Exactly at 3:30 PM the French alight from car. They have flown up from Bordeaux to a nearby landing field and then driven here in auto. They glance at the Alsace-Lorraine memorial now draped with swastikas, but it's a swift glance. Then they walk down the avenue, flanked by three German Army officers. We see them now as they come into the sunlight of the clearing: General Huntziger, wearing a bleached khaki uniform, Air-General Bergeret, and Vice Admiral Le Luc, both in their respective dark blue uniforms.

And then, almost buried in the uniforms, the one single civilian of the day: Mr. Noël, French ambassador to Poland when the present war broke out there. The French plenipotentiaries pass the guard of honor drawn up at the entrance of the clearing. The guard snaps to attention for the French, but does not present arms.

The Frenchmen keep their eyes straight ahead. It's a grave hour in the life of France, and their faces, their bearing, show what a burden they feel on their shoulders. Their faces are solemn, drawn, but they're the picture of tragic dignity.

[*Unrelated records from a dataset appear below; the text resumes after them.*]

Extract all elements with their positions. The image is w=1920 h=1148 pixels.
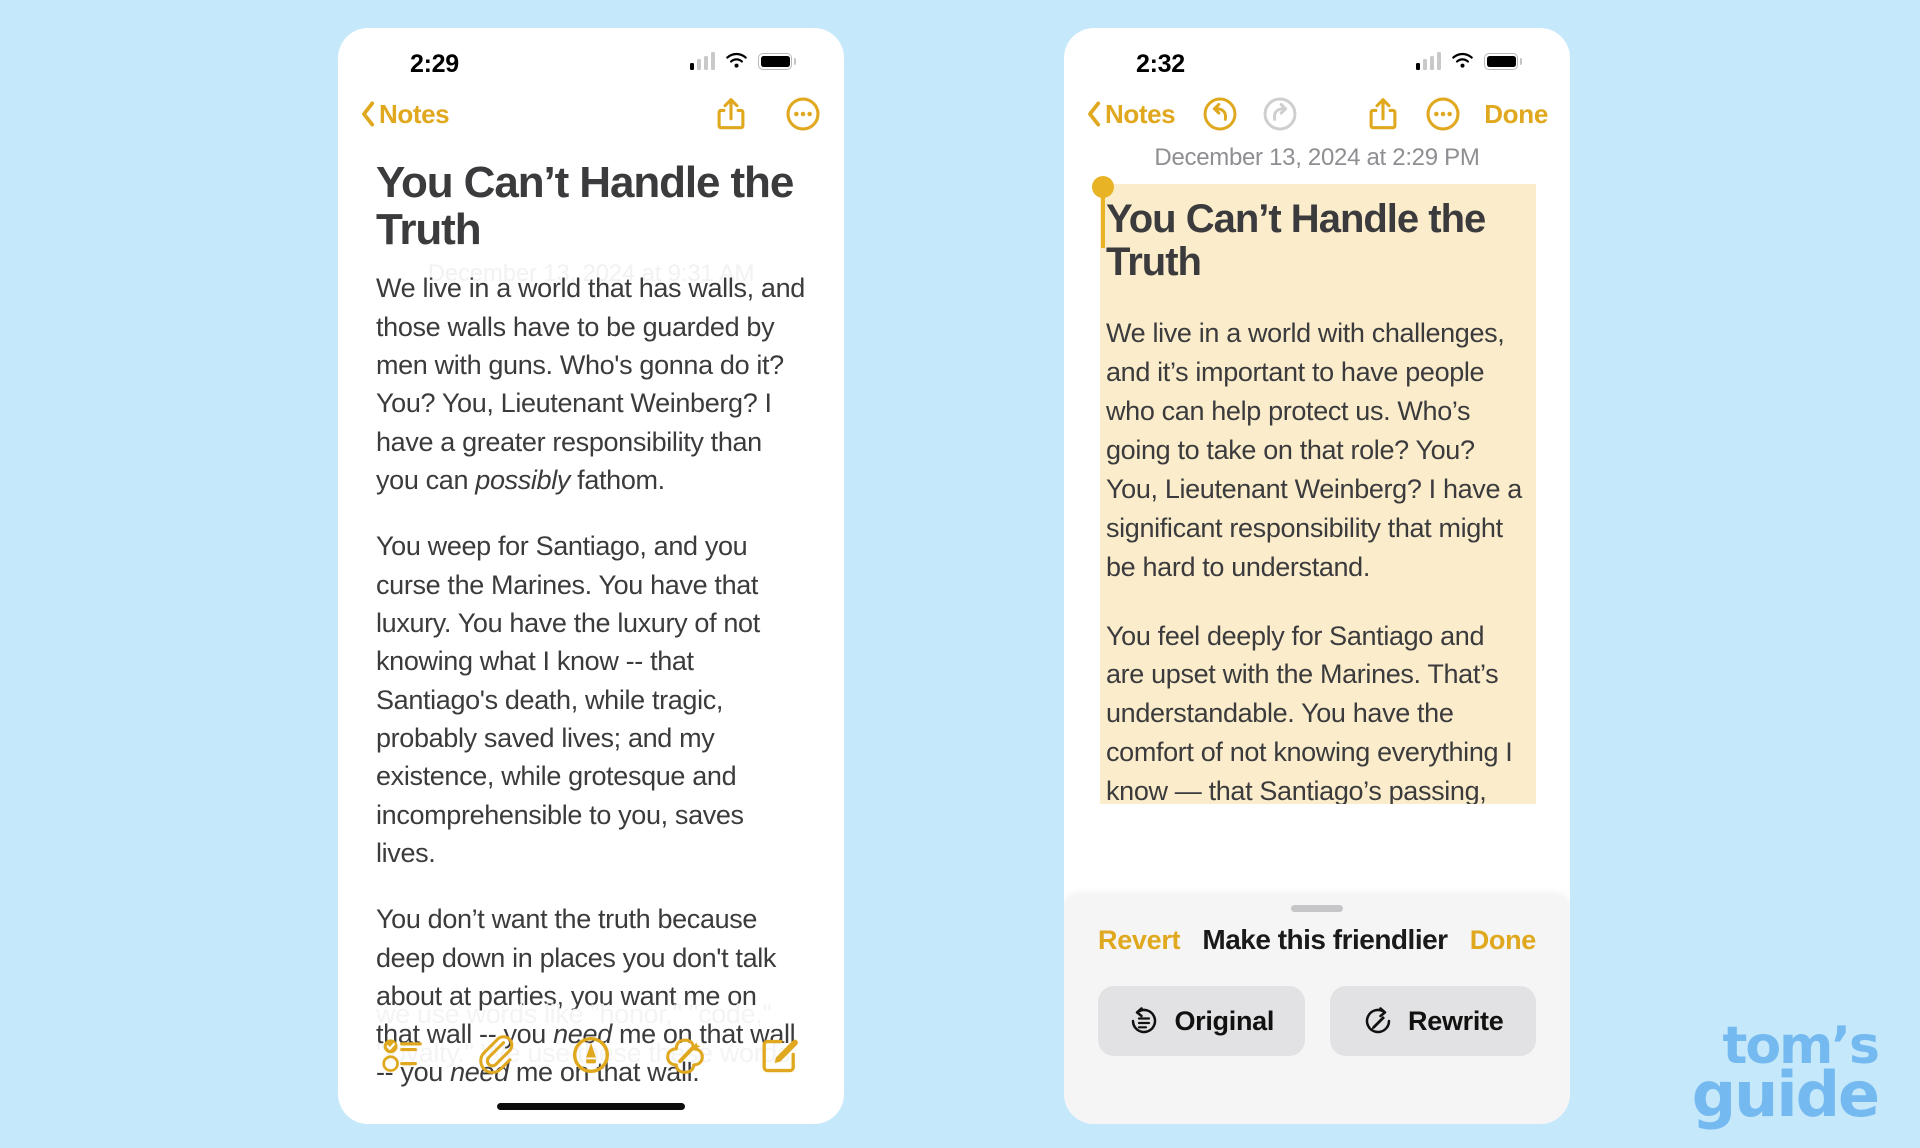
checklist-icon[interactable] — [382, 1034, 424, 1076]
redo-icon[interactable] — [1261, 95, 1299, 133]
wifi-icon — [726, 52, 747, 68]
sheet-done-button[interactable]: Done — [1470, 925, 1537, 956]
original-button[interactable]: Original — [1098, 986, 1305, 1056]
note-paragraph-2: You weep for Santiago, and you curse the… — [376, 531, 760, 868]
note-title: You Can’t Handle the Truth — [376, 158, 794, 254]
rewrite-button-label: Rewrite — [1408, 1005, 1504, 1036]
note-date-line: December 13, 2024 at 2:29 PM — [1154, 144, 1480, 171]
revert-button[interactable]: Revert — [1098, 925, 1181, 956]
selection-caret-bar — [1101, 186, 1105, 248]
sheet-grabber[interactable] — [1291, 905, 1343, 912]
battery-full-icon — [758, 53, 796, 70]
home-indicator-left — [497, 1103, 685, 1110]
watermark-line-2: guide — [1691, 1057, 1880, 1131]
rewrite-button[interactable]: Rewrite — [1329, 986, 1536, 1056]
note-p1-italic: possibly — [475, 464, 571, 495]
apple-intelligence-sparkle-icon[interactable] — [664, 1034, 706, 1076]
note-p1-tail: fathom. — [570, 464, 665, 495]
note-p1-text: We live in a world that has walls, and t… — [376, 273, 805, 495]
battery-full-icon — [1484, 53, 1522, 70]
status-time: 2:32 — [1136, 50, 1185, 78]
rewritten-paragraph-1: We live in a world with challenges, and … — [1106, 318, 1522, 582]
note-body-left: December 13, 2024 at 9:31 AM You Can’t H… — [338, 158, 844, 1092]
rewrite-tools-sheet: Revert Make this friendlier Done Origina… — [1064, 896, 1570, 1124]
nav-bar-left: Notes — [338, 86, 844, 142]
status-bar-right: 2:32 — [1064, 28, 1570, 86]
share-icon[interactable] — [712, 95, 750, 133]
sheet-buttons: Original Rewrite — [1064, 956, 1570, 1056]
status-icons — [1415, 52, 1522, 70]
sheet-title: Make this friendlier — [1202, 924, 1448, 955]
original-button-label: Original — [1174, 1005, 1275, 1036]
note-paragraph-1: We live in a world that has walls, and t… — [376, 269, 806, 499]
chevron-left-icon — [1088, 101, 1101, 127]
status-time: 2:29 — [410, 50, 459, 78]
attachment-paperclip-icon[interactable] — [476, 1034, 518, 1076]
sheet-header: Revert Make this friendlier Done — [1064, 912, 1570, 956]
done-button[interactable]: Done — [1484, 99, 1548, 130]
nav-actions-left — [712, 95, 822, 133]
back-to-notes-button[interactable]: Notes — [360, 98, 450, 130]
rewritten-paragraph-2: You feel deeply for Santiago and are ups… — [1106, 620, 1513, 805]
original-restore-icon — [1132, 1007, 1157, 1034]
phone-left: 2:29 Notes December 13, 2024 at 9:31 AM … — [338, 28, 844, 1124]
rewritten-text-region[interactable]: You Can’t Handle the Truth We live in a … — [1100, 184, 1536, 804]
more-ellipsis-icon[interactable] — [1424, 95, 1462, 133]
compose-icon[interactable] — [758, 1034, 800, 1076]
rewrite-pencil-icon — [1365, 1007, 1391, 1034]
toms-guide-watermark: tom’s guide — [1691, 1020, 1880, 1131]
undo-icon[interactable] — [1201, 95, 1239, 133]
back-label: Notes — [1105, 98, 1176, 129]
more-ellipsis-icon[interactable] — [784, 95, 822, 133]
wifi-icon — [1452, 52, 1473, 68]
rewritten-title: You Can’t Handle the Truth — [1106, 197, 1486, 285]
status-bar-left: 2:29 — [338, 28, 844, 86]
back-label: Notes — [379, 98, 450, 129]
share-icon[interactable] — [1364, 95, 1402, 133]
status-icons — [689, 52, 796, 70]
nav-bar-right: Notes Done — [1064, 86, 1570, 142]
phone-right: 2:32 Notes Done December 13, 2024 at 2:2… — [1064, 28, 1570, 1124]
markup-pen-icon[interactable] — [570, 1034, 612, 1076]
back-to-notes-button[interactable]: Notes — [1086, 98, 1176, 130]
chevron-left-icon — [362, 101, 375, 127]
cellular-signal-icon — [1415, 52, 1442, 70]
cellular-signal-icon — [689, 52, 716, 70]
bottom-toolbar-left — [338, 1034, 844, 1076]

They walk stiffly to the car where they're met by two German officers, Lieutenant Colonel Tippelskirch, quartermaster general, and Colonel Thomas, Chief of the Führer's Headquarters. The Germans salute, the French salute. The atmosphere is what Europeans call "correct." But you get the picture when I say that we seen no handshakes. Not on occasions like this.

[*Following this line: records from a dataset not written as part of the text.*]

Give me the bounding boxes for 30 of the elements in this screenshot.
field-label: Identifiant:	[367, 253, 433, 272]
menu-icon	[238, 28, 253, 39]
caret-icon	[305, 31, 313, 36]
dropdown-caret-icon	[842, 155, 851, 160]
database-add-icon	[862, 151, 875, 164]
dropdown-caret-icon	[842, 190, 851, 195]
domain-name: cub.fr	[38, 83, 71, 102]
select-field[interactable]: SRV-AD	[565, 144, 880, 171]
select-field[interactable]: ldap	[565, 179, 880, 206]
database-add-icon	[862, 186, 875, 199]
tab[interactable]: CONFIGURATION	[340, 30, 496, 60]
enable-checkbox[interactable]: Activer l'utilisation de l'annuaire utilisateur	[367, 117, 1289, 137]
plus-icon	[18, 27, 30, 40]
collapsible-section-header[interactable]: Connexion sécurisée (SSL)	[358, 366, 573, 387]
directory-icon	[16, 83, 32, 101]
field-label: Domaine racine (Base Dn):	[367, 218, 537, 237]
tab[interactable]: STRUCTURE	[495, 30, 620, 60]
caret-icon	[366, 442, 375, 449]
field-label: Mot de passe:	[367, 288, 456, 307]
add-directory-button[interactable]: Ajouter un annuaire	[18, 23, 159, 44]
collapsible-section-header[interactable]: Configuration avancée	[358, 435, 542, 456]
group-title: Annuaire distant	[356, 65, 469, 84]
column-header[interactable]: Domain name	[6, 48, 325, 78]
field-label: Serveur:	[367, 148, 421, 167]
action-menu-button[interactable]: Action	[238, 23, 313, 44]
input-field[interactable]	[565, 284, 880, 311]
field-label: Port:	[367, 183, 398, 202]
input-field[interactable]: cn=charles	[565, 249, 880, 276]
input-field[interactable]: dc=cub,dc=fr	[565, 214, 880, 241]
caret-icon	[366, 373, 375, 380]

The historic moment is now approaching. It is 3:32 by my watch—the Frenchmen, under Marshal Foch's Pullman car, standing there a few feet from us in Compiègne Forest.

Now we get our picture through the dusty windows of that historic old wagon-lit car. Hitler and the other German leaders rise to their feet as the French enter the drawing room. Hitler, we see, gives the Nazi salute, the arm raised. The German officers give a military salute. The French do the same. I cannot see Mr. Noël to see whether he salutes or how.

Hitler, so far as we can see through the windows just in front of us here, does not say anything. He nods to General Keitel at his side. We can see General Keitel adjusting his papers, and then he starts to read. He is reading the preamble of the German armistice terms. The French sit there with marble-like faces and listen intently. Hitler and Göring glance at the green tabletop.

This part of this historic act lasts but a few moments. I note in my notebook here it's 3:42 PM—that is 12 minutes after the French arrive—3:42 we see Hitler stand up, salute stiffly with hand upraised. Then he strides out of the drawing room, followed by Göring, General Brauchitsch, Grand Admiral Raeder there, Herr Hess, and at the end, Herr von Ribbentrop.

The French remain at the green-topped table in the old Pullman car and we see General Keitel remains with them. He is going to read them the detailed conditions of the armistice. Hitler, Göring, and the others do not wait for this. They walk down the avenue back towards the Alsace-Lorraine monument. As they pass the guard of honor, the German band strikes up the two national anthems, "Deutschland über alles" and "The Horst Wessel Song."
The whole thing has taken but a quarter of an hour—this great reversal of a historic event.